Dagli anni '70, il QI si è abbassato. Colpa dei fattori ambientali e sociali, ma anche della tecnologia. In una crisi come la pandemia è un colpo di grazia

di Nicola Corradi e Alessandra Loiero

Abbiamo i leader che meritiamo? (pixabay)

Eletto presidente degli Stati Uniti, Joe Biden, parlando alla nazione recentemente, ha affermato, come tanti altri leader mondiali, che per uscire dalla pandemia sia necessaria l’unità. Ma da sola non basta. Per riprendersi dalla crisi, la politica e le imprese devono puntare anche sull’intelligenza umana. Su questa, il Covid-19 ha certamente avuto un impatto. La vita quotidiana è diventata sempre più casalinga, ciondolando tra smartworking e didattica a distanza. Infatti, il primo punto interrogativo riguarda proprio la scuola trasferita online e se essa sia in grado di stimolare gli studenti, accrescere le loro conoscenze e quindi il loro potenziale in termini di intelligenza.

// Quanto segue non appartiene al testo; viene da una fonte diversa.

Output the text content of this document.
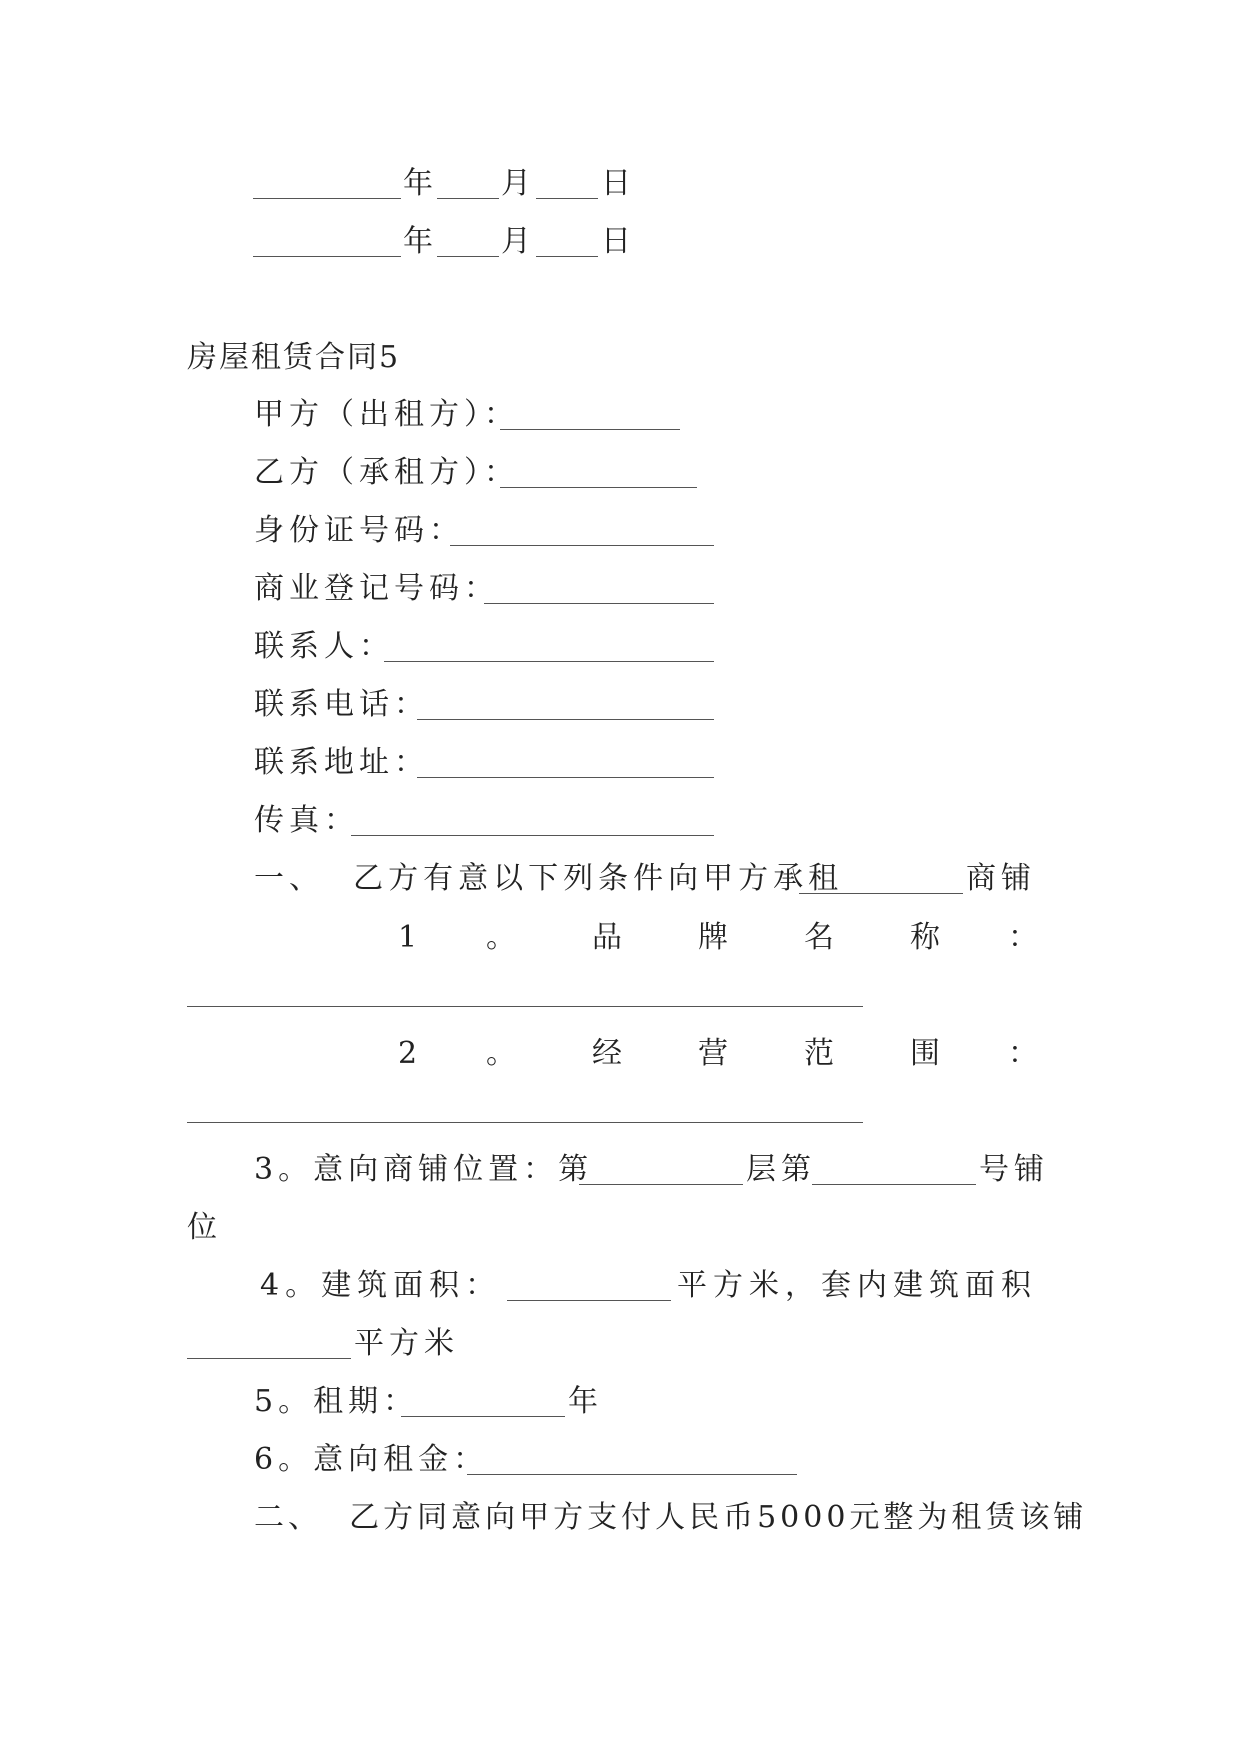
年 月 日
年 月 日
房屋租赁合同5
甲方（出租方）：
乙方（承租方）：
身份证号码：
商业登记号码：
联系人：
联系电话：
联系地址：
传真：
一、  乙方有意以下列条件向甲方承租	商铺
1 。	品	牌	名	称 ：
2 。	经	营	范	围 ：
3。意向商铺位置：第	层第	号铺
位
4。建筑面积：	平方米，套内建筑面积
平方米
5。租期：	年
6。意向租金：
二、  乙方同意向甲方支付人民币5000元整为租赁该铺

Trump and the Covid-19 pandemic in the USA in an illustration by Antonella Martino

Nel frattempo il mondo si trova alle prese con politici che ignorano la gravità della pandemia e qui è emblematico l’atteggiamento di Donald Trump. Diverse e bizzarre sono state le sue dichiarazioni in merito al coronavirus, come quando in primavera suggerì come cure i rimedi “fai da te”: disinfettanti e raggi UV.  Nel 2017, per responsabilità etica, un gruppo di psichiatri, durante una conferenza a Yale, avevano affermato che Trump non fosse idoneo a guidare gli Stati Uniti, perché non stabile mentalmente. Descrivendolo come “paranoico e delirante”, questo gruppo aveva voluto mettere in guardia l’opinione pubblica americana. Eppure, nonostante le innumerevoli gaff e la sconfitta alle elezioni del 4 novembre, sono ancora molti coloro che lo sostengono. Com’è possibile che un politico con così poca empatia, riesca ad ottenere questo consenso?

Nel 2004 alcuni ricercatori dell’Università di Oslo hanno analizzato 730 mila test del QI in Norvegia e hanno mostrato come il punteggio medio sia in calo dalla metà degli anni ’70. Lo studio pubblicato su Proceedings of the National Academy of Sciences (PNAS) mette in discussione l’Effetto Flynn, che prende il nome dal suo ricercatore. Il neozelandese James R. Flynn osservò che, nella prima parte del ‘900, il valore medio globale dell’intelligenza, valutata attraverso i test del QI, fosse cresciuto in modo lineare, aumentando di circa 3 punti per ogni decennio. Le ricerche attribuiscono l’inversione di tendenza ai cambiamenti nello stile di vita e nelle abitudini dei giovani di oggi. È dunque possibile che l’ingresso dell’intelligenza artificiale nella nostra vita sia la causa dell’abbassamento del QI? Ne abbiamo parlato con alcuni studiosi e professori italiani, che, data la situazione ricca di tensione negli Stati Uniti, sono forse in grado di spiegare con un occhio esterno le turbolenze e le novità che hanno investito la vita oltreoceano.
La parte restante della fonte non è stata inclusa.